Light, fluffy, tropical dessert that tastes like you're on a beach somewhere instead of your kitchen on a Tuesday. Takes ten minutes, no baking, no mess. Just whipped cream, pineapple, and coconut coming together into something that looks way more impressive than it should.
Prep Time 10 minutes
Total Time 10 minutes
Servings: 6 servings
Course: Dessert
Cuisine: American
Calories: 220

Ingredients
  

Base
  • 1 can (20 oz) Crushed pineapple Drained really well — this is key, don't skip it. Canned is fine, actually better because the juice is already drained.
  • 1 cup Heavy whipping cream Cold, right from the fridge.

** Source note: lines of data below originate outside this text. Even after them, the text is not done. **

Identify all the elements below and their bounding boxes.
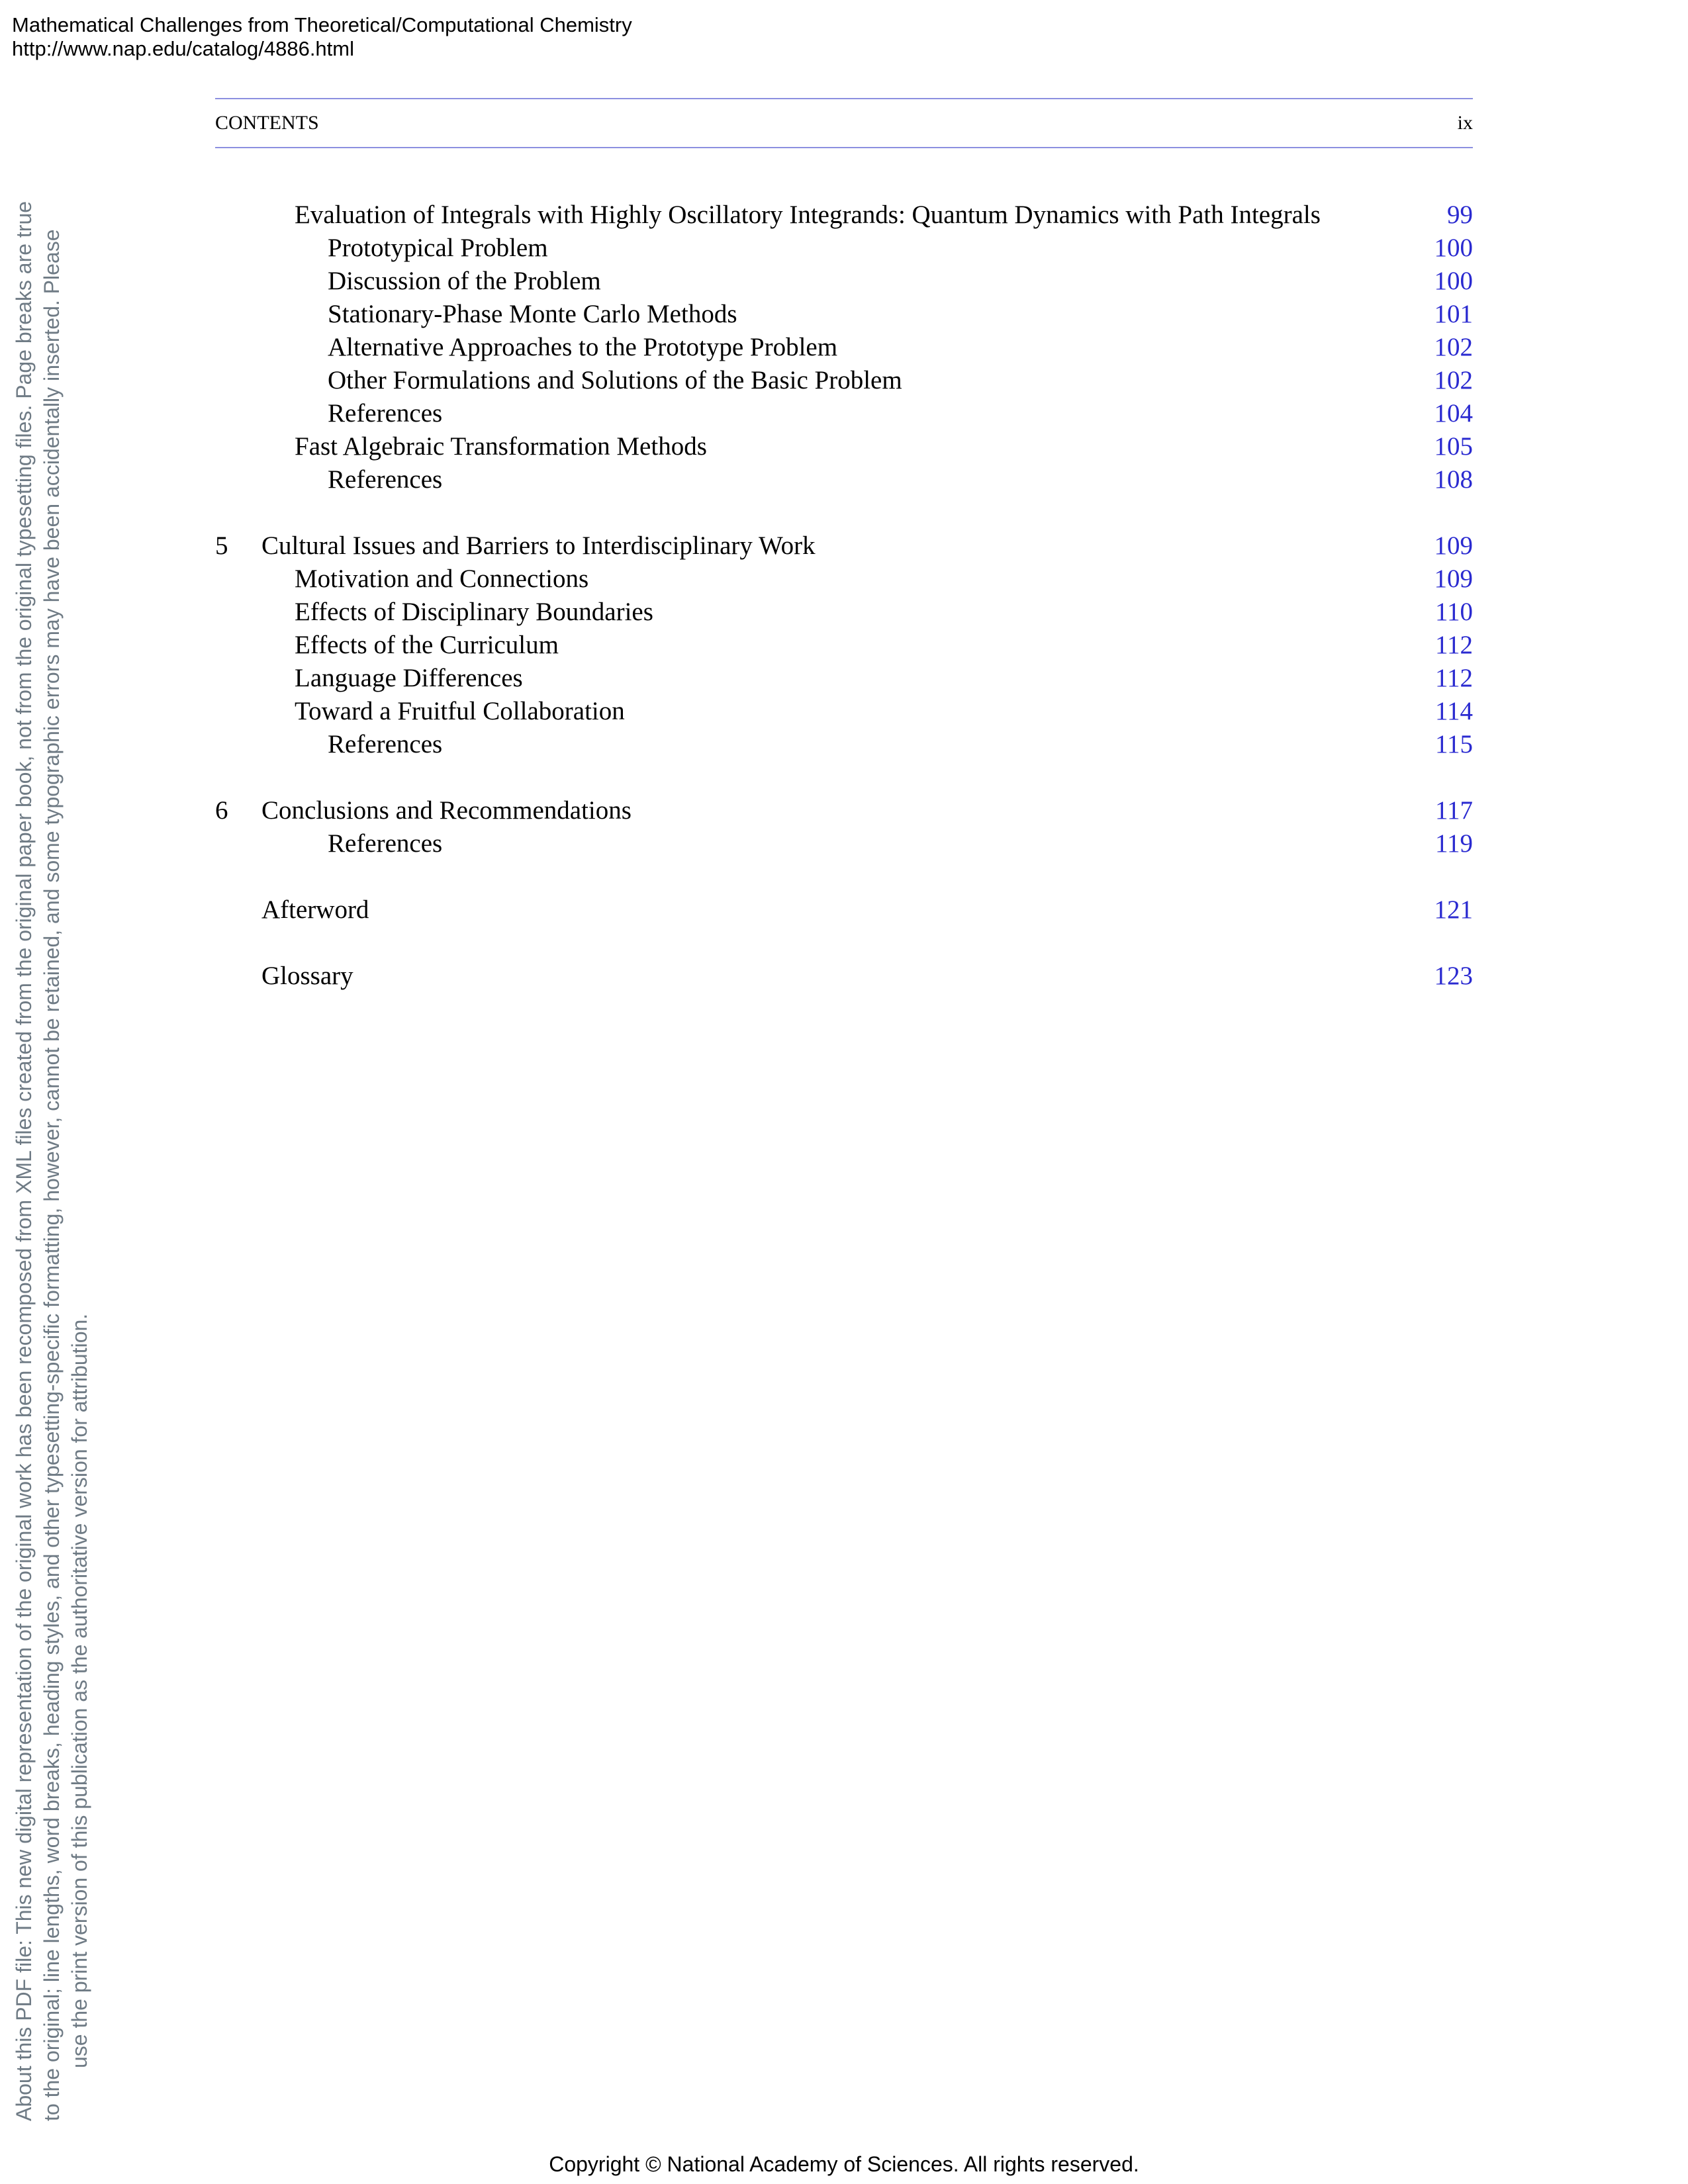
book-title: Mathematical Challenges from Theoretical/Computational Chemistry <box>12 13 632 36</box>
toc-entry <box>215 563 1473 596</box>
toc-entry-title: Conclusions and Recommendations <box>261 796 632 825</box>
header-rule-bottom <box>215 147 1473 148</box>
toc-page-link[interactable]: 104 <box>1434 399 1473 428</box>
toc-chapter-number: 5 <box>215 531 228 560</box>
toc-page-link[interactable]: 109 <box>1434 531 1473 560</box>
toc-page-link[interactable]: 102 <box>1434 333 1473 361</box>
toc-entry <box>215 695 1473 728</box>
toc-page-link[interactable]: 101 <box>1434 300 1473 328</box>
toc-entry <box>215 232 1473 265</box>
toc-page-link[interactable]: 112 <box>1434 664 1473 692</box>
toc-entry-title: Effects of the Curriculum <box>295 631 559 659</box>
document-header <box>12 13 632 61</box>
toc-entry <box>215 430 1473 463</box>
toc-entry <box>215 827 1473 860</box>
toc-entry-title: References <box>328 465 443 494</box>
toc-entry-title: Motivation and Connections <box>295 565 589 593</box>
toc-entry-title: Effects of Disciplinary Boundaries <box>295 598 653 626</box>
toc-page-link[interactable]: 114 <box>1434 697 1473 725</box>
pdf-notice-line-1: About this PDF file: This new digital representation of the original work has been recomposed from XML files created from the original paper book, not from the original typesetting files. Page breaks are true <box>12 201 36 2121</box>
toc-page-link[interactable]: 112 <box>1434 631 1473 659</box>
toc-entry-title: Alternative Approaches to the Prototype Problem <box>328 333 838 361</box>
toc-page-link[interactable]: 121 <box>1434 895 1473 924</box>
toc-entry <box>215 331 1473 364</box>
toc-page-link[interactable]: 99 <box>1447 201 1473 229</box>
toc-entry <box>215 298 1473 331</box>
toc-chapter-number: 6 <box>215 796 228 825</box>
toc-entry-title: References <box>328 730 443 758</box>
toc-entry <box>215 397 1473 430</box>
toc-entry-title: References <box>328 399 443 428</box>
toc-entry-title: Other Formulations and Solutions of the Basic Problem <box>328 366 902 394</box>
toc-page-link[interactable]: 105 <box>1434 432 1473 461</box>
toc-chapter-entry <box>215 893 1473 927</box>
pdf-notice-line-2: to the original; line lengths, word breaks, heading styles, and other typesetting-specific formatting, however, cannot be retained, and some typographic errors may have been accidentally inserted. Please <box>40 229 64 2121</box>
toc-entry-title: Prototypical Problem <box>328 234 548 262</box>
toc-page-link[interactable]: 102 <box>1434 366 1473 394</box>
copyright-notice: Copyright © National Academy of Sciences. All rights reserved. <box>549 2152 1139 2176</box>
toc-entry <box>215 728 1473 761</box>
running-head-title: CONTENTS <box>215 112 319 134</box>
pdf-notice-line-3: use the print version of this publication as the authoritative version for attribution. <box>68 1313 91 2068</box>
toc-entry <box>215 199 1473 232</box>
toc-entry-title: Language Differences <box>295 664 523 692</box>
running-head <box>215 110 1473 136</box>
page-folio: ix <box>1457 112 1473 134</box>
toc-entry-title: Afterword <box>261 895 369 924</box>
toc-page-link[interactable]: 115 <box>1434 730 1473 758</box>
toc-entry <box>215 629 1473 662</box>
toc-page-link[interactable]: 117 <box>1434 796 1473 825</box>
toc-page-link[interactable]: 110 <box>1434 598 1473 626</box>
toc-page-link[interactable]: 109 <box>1434 565 1473 593</box>
toc-entry <box>215 463 1473 496</box>
toc-entry <box>215 596 1473 629</box>
toc-entry-title: Evaluation of Integrals with Highly Oscillatory Integrands: Quantum Dynamics with Path Integrals <box>295 201 1321 229</box>
toc-entry-title: Glossary <box>261 962 353 990</box>
toc-entry-title: Fast Algebraic Transformation Methods <box>295 432 707 461</box>
toc-entry-title: Toward a Fruitful Collaboration <box>295 697 625 725</box>
toc-chapter-entry <box>215 960 1473 993</box>
toc-page-link[interactable]: 108 <box>1434 465 1473 494</box>
toc-chapter-entry <box>215 529 1473 563</box>
toc-entry-title: Discussion of the Problem <box>328 267 601 295</box>
toc-page-link[interactable]: 123 <box>1434 962 1473 990</box>
pdf-notice-sidebar <box>10 96 93 2121</box>
toc-entry-title: Cultural Issues and Barriers to Interdisciplinary Work <box>261 531 816 560</box>
toc-page-link[interactable]: 119 <box>1434 829 1473 858</box>
toc-entry-title: Stationary-Phase Monte Carlo Methods <box>328 300 737 328</box>
toc-page-link[interactable]: 100 <box>1434 234 1473 262</box>
toc-entry <box>215 662 1473 695</box>
toc-chapter-entry <box>215 794 1473 827</box>
toc-entry <box>215 364 1473 397</box>
toc-page-link[interactable]: 100 <box>1434 267 1473 295</box>
header-rule-top <box>215 98 1473 99</box>
catalog-url[interactable]: http://www.nap.edu/catalog/4886.html <box>12 37 354 60</box>
toc-entry-title: References <box>328 829 443 858</box>
toc-entry <box>215 265 1473 298</box>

Take it out just before you use it.
  • 3 tablespoons Powdered sugar Or regular sugar if that's what you have, but powdered dissolves smoother.
  • 0.5 cup Sweetened shredded coconut Get the regular kind from the baking aisle. Toast it for a couple minutes if you're feeling fancy, but not required.
Flavoring
  • 0.25 teaspoon Vanilla extract Small but it matters. Skip it if you don't have it.
  • 1 pinch Sea salt Trust me, it makes everything taste better.
  • optional Lime zest Fresh lime if you have it — brings out all the tropical flavors. One lime, thirty seconds with a microplane.

Equipment

  • Mixing bowl
  • Whisk or electric mixer
  • Fine Mesh Strainer
  • Rubber spatula
  • Microplane zester (optional)

Method
 

  1. Drain that pineapple like your life depends on it. Open the can, put it in a fine mesh strainer, and let it sit for a minute. Then squeeze it a little with the back of a spoon to get the extra juice out. Wet pineapple makes soggy fluff, and nobody wants that.
  2. Whip your cream until it's fluffy. Pour your cold heavy cream into a bowl (metal is better, keeps it colder), add the powdered sugar, vanilla, and salt. Use a mixer or just grab a whisk. It should go from liquid to fluffy clouds in like three minutes. Stop before it turns to butter — you want soft peaks, not whipped butter.
  3. Fold in the pineapple real gentle. You're not stirring, you're gently turning the mixture over itself. Add your drained pineapple and use a spatula to fold it in. This keeps all those air bubbles you just worked for. Should take like a minute.
  4. Add the coconut and taste it. Sprinkle in your shredded coconut (save some for topping) and fold once more. Taste a tiny bit. Too sweet? Add more salt or a squeeze of lime. Not sweet enough? Add another tablespoon of powdered sugar.
  5. Chill it if you have time, serve it when you don't. You can throw this in the fridge for an hour if you want it extra cold, or just serve it right away. Either way is fine. Serve it within a couple hours because it starts to weep a little after that.

Notes

Drain your pineapple thoroughly — squeeze it. Wet fluff is sad fluff. Use cold cream straight from the fridge. Don't overwhip — once it gets fluffy, stop. One more minute and you're making butter. Fold gently, don't stir, to keep all those air bubbles. Toast your coconut in a dry skillet for two minutes if you want it crunchier and more flavorful, but it's optional. Add a tiny bit of lime zest on top right before serving — brings out all the tropical flavors. Make it fresh and eat it the same day — this gets watery the next day. For dairy-free, use coconut cream instead of heavy cream.